Nothing in this essay is intended to criticise the efforts of those that work in education in Jersey; quite the contrary, the Economic Council gratefully acknowledges what is currently being achieved with the available resources.
We simply make the case that Jersey should have an ambition to have the best education in the world and work-up a viable plan to deliver on that ambition. The future prosperity of our community depends on it. Government now needs to devote the resources to establishing that ambition and a supporting theory of change. As citizens, parents and even grandparents we have the most important part to play in recognising the importance of life-long learning.
Pictured: "For example Highlands College, can be positioned to support innovation and the skills needed to exist and thrive in the new economy in a broader way."
Other strategic drivers that have been put forward by the Economic Council refer to education and ask whether and how some of our existing resources, for example Highlands College, can be positioned to support innovation and the skills needed to exist and thrive in the new economy in a broader way, linking-up with other arms-length organisations that themselves promote further education, skills and lifelong learning.
A commitment to lifelong learning also represents a genuine opportunity for a sustainable partnership between the public, private and third sectors and the creation of a unique learning ecosystem.
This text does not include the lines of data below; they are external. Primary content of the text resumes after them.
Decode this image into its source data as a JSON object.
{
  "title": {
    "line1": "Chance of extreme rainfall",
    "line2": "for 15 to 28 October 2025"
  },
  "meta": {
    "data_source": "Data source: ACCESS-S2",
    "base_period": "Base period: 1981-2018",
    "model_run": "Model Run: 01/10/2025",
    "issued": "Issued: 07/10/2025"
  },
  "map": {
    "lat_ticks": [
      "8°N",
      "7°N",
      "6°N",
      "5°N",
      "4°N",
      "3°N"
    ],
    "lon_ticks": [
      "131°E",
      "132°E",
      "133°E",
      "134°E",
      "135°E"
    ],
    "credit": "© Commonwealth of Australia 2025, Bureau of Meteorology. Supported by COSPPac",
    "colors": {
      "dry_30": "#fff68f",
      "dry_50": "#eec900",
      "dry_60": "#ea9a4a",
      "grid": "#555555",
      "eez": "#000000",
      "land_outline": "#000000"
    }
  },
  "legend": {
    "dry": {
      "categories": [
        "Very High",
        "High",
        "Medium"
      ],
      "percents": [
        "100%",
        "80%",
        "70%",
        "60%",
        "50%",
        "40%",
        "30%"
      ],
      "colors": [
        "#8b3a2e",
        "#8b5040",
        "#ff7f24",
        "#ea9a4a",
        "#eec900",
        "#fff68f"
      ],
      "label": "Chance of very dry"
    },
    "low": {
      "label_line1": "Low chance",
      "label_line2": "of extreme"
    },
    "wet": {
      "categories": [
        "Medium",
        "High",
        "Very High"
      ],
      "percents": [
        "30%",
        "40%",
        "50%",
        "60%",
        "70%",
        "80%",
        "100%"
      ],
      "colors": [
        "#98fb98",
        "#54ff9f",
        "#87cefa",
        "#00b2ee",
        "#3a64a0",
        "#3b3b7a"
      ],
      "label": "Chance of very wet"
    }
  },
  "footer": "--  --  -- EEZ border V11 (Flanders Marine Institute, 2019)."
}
In this regard, we acknowledge the activities of many private and third sector organisations who already form part of an ecosystem that promotes lifelong learning to both local and international students.
These include the Digital Jersey Academy, multiple providers of professional qualifications and professional development in the financial services sector, as well as third sector organisations such as the ‘Durrell Conservation Academy’, who – from Jersey – are world leaders in conservation capacity development and whose conservation academy has trained thousands of students at all points of their career and has a globally important purpose: to provide the skills and experience to prevent further endangered species from becoming extinct.
These are cited as examples to demonstrate an existing education and skills development capability in the Island that exists beyond the Government’s own education system and should be leveraged and expanded upon to deliver the stated Vision of Skills Jersey, “A confident, motivated and skilled society for Jersey”, and a Mission that, "Local people of all ages have the ability to choose and achieve positive career, life and learning goals, aligning with the needs of the Island, in collaboration with industry”. The Economic Council could not have summed-up the strategic ask any better.